Identification and Expression of δ-Isoforms of the Multifunctional Ca 2+ /Calmodulin-Dependent Protein Kinase in Failing and Nonfailing Human Myocardium

Abstract

Abstract —Despite its importance for the regulation of heart function, little is known about the isoform expression of the multifunctional Ca 2+ /calmodulin-dependent protein kinase (CaMKII) in human myocardium. In this study, we investigated the spectrum of CaMKII isoforms δ 2 , δ 3 , δ 4 , δ 8 , and δ 9 in human striated muscle tissue. Isoform δ 3 is characteristically expressed in cardiac muscle. In skeletal muscle, specific expression of a new isoform termed δ 11 is demonstrated. Complete sequencing of human δ 2 cDNA, representing all common features of the investigated CaMKII subclass, revealed its high homology to the corresponding rat cDNA. Comparative semiquantitative reverse transcription–polymerase chain reaction analyses from left ventricular tissues of normal hearts and from patients suffering from dilated cardiomyopathy showed a significant increase in transcript levels of isoform δ 3 relative to the expression of glyceraldehyde-3-phosphate dehydrogenase in diseased hearts (101.6±11.0% versus 64.9±9.9% in the nonfailing group; P <0.05, n=6).
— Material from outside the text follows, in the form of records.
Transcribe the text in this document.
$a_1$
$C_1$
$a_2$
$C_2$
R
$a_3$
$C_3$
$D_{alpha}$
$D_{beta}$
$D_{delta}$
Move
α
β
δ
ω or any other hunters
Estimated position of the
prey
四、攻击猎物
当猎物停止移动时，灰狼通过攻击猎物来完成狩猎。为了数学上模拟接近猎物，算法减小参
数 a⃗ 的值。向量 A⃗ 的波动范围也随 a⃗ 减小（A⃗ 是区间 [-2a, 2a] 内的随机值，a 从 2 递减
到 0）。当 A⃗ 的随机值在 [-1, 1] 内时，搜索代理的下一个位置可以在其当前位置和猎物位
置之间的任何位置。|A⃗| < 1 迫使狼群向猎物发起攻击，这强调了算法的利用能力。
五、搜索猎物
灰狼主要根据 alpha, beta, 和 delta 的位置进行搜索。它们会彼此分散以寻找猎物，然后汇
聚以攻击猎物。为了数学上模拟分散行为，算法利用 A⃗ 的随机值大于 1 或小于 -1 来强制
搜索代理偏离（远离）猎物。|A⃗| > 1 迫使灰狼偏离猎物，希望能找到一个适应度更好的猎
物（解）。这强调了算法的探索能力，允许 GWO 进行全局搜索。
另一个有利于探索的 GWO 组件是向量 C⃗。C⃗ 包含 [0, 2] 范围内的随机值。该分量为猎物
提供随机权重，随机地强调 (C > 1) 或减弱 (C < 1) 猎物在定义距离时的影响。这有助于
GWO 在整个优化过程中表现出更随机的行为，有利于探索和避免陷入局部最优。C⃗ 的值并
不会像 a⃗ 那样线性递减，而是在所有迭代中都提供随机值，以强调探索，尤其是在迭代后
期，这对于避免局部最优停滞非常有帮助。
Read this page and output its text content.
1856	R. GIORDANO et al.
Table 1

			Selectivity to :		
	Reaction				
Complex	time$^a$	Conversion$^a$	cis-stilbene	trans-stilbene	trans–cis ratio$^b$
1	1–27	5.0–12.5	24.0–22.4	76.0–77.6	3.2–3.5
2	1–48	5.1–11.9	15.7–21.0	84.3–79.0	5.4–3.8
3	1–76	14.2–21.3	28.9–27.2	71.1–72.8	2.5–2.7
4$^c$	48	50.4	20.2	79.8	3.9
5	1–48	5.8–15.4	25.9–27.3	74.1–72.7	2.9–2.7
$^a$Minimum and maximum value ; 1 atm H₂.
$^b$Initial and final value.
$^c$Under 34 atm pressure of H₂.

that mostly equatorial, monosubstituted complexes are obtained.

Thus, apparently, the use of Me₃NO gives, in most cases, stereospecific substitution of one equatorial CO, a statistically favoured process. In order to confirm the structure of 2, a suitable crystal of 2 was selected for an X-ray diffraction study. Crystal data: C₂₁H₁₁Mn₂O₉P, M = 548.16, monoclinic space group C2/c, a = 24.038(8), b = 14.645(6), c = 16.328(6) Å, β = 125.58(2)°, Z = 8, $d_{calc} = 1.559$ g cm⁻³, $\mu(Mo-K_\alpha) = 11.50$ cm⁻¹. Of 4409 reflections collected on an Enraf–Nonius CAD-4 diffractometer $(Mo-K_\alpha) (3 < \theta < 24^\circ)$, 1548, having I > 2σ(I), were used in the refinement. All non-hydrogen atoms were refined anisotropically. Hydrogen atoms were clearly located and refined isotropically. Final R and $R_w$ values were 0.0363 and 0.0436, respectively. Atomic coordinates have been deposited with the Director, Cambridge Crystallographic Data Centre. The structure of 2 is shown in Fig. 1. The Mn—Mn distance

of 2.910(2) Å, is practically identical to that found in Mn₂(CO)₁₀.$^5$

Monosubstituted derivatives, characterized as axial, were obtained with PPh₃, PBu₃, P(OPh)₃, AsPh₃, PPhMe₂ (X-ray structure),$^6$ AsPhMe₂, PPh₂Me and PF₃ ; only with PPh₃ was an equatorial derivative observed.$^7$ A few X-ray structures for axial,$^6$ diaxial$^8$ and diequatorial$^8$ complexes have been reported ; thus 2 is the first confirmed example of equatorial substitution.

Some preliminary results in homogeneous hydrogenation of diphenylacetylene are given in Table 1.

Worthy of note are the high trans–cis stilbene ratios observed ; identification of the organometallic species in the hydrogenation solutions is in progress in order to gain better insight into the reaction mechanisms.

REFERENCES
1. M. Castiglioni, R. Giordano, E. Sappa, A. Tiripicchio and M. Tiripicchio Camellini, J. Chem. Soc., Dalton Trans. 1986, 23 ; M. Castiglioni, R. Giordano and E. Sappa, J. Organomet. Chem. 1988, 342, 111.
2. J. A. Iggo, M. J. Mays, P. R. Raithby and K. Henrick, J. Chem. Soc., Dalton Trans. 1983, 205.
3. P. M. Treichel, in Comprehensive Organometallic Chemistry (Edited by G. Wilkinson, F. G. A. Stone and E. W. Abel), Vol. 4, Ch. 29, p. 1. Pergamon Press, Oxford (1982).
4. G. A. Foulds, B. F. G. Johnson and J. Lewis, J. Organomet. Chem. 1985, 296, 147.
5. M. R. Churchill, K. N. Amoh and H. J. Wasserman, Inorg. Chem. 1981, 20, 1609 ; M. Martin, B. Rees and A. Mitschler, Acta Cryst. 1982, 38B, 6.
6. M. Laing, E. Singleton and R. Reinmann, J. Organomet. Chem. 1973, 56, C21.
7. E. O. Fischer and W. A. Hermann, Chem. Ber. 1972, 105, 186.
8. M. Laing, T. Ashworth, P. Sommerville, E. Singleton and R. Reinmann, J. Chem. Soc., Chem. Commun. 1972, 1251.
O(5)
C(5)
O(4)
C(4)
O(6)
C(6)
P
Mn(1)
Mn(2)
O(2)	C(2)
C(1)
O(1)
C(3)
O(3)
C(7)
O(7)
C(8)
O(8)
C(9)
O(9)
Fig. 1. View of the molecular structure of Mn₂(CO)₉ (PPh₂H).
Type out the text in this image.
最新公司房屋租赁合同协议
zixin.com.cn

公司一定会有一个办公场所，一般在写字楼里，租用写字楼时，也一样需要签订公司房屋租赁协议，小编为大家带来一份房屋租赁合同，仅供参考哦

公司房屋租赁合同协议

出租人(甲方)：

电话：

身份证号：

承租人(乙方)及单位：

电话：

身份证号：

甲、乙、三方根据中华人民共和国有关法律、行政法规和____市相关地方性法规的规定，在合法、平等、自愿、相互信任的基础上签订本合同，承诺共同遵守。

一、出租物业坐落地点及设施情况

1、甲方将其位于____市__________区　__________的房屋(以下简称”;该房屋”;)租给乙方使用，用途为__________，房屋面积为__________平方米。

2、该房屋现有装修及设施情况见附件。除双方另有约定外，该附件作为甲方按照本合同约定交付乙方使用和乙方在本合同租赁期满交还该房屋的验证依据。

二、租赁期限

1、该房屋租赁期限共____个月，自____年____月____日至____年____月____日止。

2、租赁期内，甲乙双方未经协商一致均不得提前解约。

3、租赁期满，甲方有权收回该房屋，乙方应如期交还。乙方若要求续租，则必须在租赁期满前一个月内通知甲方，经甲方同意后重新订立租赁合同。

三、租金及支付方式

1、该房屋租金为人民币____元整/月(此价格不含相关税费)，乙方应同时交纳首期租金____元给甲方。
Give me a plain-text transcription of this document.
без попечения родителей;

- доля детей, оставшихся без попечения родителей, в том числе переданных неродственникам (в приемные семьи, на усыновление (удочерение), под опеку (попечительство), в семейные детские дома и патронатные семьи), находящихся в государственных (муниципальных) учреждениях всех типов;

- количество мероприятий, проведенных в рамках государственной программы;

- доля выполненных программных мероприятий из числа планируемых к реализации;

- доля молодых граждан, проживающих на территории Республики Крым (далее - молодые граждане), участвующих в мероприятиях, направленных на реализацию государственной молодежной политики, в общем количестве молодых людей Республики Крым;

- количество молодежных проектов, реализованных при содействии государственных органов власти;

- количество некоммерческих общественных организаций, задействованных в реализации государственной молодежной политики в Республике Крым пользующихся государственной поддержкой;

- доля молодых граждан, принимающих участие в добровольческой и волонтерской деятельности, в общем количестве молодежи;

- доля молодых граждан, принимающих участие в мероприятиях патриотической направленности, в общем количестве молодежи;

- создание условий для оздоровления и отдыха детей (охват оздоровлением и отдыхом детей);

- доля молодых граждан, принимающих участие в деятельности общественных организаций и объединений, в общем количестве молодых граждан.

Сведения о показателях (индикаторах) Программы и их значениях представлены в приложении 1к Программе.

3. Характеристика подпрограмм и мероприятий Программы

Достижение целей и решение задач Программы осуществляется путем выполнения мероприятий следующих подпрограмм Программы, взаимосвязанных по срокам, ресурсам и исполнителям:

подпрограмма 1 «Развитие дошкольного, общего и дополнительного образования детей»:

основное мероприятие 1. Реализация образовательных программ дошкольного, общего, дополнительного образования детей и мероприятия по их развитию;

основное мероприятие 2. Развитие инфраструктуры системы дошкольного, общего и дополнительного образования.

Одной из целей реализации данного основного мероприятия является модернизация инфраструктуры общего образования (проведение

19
Transcript levels of the other investigated cardiac CaMKII isoforms remained unchanged. At the protein level, by using a subclass-specific antibody, we observed a similar increase of a δ-CaMKII–specific signal (7.2±1.0 versus 3.8±0.7 optical density units in the nonfailing group; P <0.05, n=4 through 6). The diseased state of the failing hearts was confirmed by a significant increase in transcript levels for atrial natriuretic peptide (292.9±76.4% versus 40.1±3.2% in the nonfailing group; P <0.05, n=3 through 6). Our data characterize for the first time the δ-CaMKII isoform expression pattern in human hearts and demonstrate changes in this expression pattern in heart failure.